I wanted to title this, "Bruno Ganz Is Hitler!" but no one (I give a tinker's damn for) would want that said about him, even if he did play Hitler in 2004's Der Untergang (Downfall)--and with documentary precision, in a completely invisible "performance" that looked more like the "trite facts" of history than a movie. But the facts are only the beginning. In his book, Re-Thinking History, Keith Jenkins makes the epistemological assertion that "through hindsight, we in a way know more about the past than the people who lived in it." Shine on, you crazy historiographer. Downfall seems to run with Jenkins' statement, smoothly, surely, confidently, leaving me exhausted after hauling Hitler's final days in the bunker across the blasted heath of the second half of the twentieth century--blasted, I hope we know, more by Der Feuher than anything else (before the globalized market, of course; but that's for another blog)--and laying them at my feet, clear and cold.

Speaking of cruelty, it's interesting that Downfall runs more than half its length before Hitler says anything about Jews. And when he does, it is with the calm satisfaction that he did one thing right: He cleaned Germany's house. One less thing, as Forrest Gump might say. And the more we watch, the more we see Hitler tallying the six million-plus score, adding it all up--then watching it slip away. As he does so, he goes perfectly insane, cursing everyone, except the women and children. These he takes with him to Valhalla.
Except Traudl Junge, Hitler's secretary, who died in 2002 and frames the film. She gets the last word: "All these horrors ... these six million Jews ... who perished ... shocked me deeply. But I hadn't made the connection with my past. I assured myself with the thought of not being personally guilty. And that I didn't know anything about the enormous scale of it. But one day I walked by a memorial plate of Sophie Scholl in the Franz-Joseph-Strasse. I saw that she was about my age and she was executed in the same year I came to Hitler. And at that moment I actually realized that a young age isn't an excuse. And that it might have been possible to get to know things." The English phrasing of that last sentence is fitting. Junge proves Jenkins' argument via autobiography and hindsight: she not only lived through it, but lived long enough to finally get to know it.

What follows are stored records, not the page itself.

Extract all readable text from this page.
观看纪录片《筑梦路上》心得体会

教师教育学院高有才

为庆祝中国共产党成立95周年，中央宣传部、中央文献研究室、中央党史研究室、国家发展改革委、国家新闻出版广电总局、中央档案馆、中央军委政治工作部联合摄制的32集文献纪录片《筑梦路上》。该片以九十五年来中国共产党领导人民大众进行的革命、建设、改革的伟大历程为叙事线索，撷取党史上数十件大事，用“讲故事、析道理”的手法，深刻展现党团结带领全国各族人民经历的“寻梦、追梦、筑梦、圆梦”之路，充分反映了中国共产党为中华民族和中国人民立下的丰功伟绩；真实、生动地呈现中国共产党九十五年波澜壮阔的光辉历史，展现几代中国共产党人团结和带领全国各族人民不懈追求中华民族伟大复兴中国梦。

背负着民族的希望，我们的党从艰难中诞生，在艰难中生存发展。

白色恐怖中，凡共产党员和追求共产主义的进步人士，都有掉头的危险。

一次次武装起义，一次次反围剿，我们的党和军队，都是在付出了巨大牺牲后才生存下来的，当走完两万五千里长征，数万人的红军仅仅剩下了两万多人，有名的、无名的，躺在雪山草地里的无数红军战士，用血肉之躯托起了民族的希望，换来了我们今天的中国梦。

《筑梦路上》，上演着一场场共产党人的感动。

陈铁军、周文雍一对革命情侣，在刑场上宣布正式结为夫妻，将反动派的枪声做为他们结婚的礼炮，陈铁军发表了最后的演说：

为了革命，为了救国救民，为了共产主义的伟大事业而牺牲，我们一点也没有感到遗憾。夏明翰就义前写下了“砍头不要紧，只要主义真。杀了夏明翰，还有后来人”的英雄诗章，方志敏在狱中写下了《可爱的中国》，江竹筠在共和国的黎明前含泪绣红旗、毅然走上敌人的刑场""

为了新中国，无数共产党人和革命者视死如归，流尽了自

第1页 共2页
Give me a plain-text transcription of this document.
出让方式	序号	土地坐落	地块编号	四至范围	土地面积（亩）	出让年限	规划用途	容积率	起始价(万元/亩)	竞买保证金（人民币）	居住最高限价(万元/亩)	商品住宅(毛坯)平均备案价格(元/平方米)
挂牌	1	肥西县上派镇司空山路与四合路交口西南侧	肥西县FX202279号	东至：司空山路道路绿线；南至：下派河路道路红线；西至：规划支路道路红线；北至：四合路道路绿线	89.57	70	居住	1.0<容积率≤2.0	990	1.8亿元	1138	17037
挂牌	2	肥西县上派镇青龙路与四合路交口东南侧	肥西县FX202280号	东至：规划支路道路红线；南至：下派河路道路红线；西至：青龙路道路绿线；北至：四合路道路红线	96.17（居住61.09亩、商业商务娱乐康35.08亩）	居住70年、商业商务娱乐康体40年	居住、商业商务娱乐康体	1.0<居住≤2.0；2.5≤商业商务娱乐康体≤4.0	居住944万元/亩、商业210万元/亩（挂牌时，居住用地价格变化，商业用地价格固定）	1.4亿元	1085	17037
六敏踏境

I've read that the film has been criticized for "humanizing" Hitler. According to an April, 2005 posting on Studio Briefing, "Efraim Zuroff ... of the Simon Wiesenthal Center, said he had no plans to see it. 'I normally prefer that censorship not be employed in issues like this,' Zuroff said. 'I would hope people will vote with their feet and prefer not to see the movie.' This makes sense; Hitler's blood-smear has darkly marked the Jewish lintel, inviting not Passover but one plague after another. You'd think the last thing we need is to see Hitler agonistes.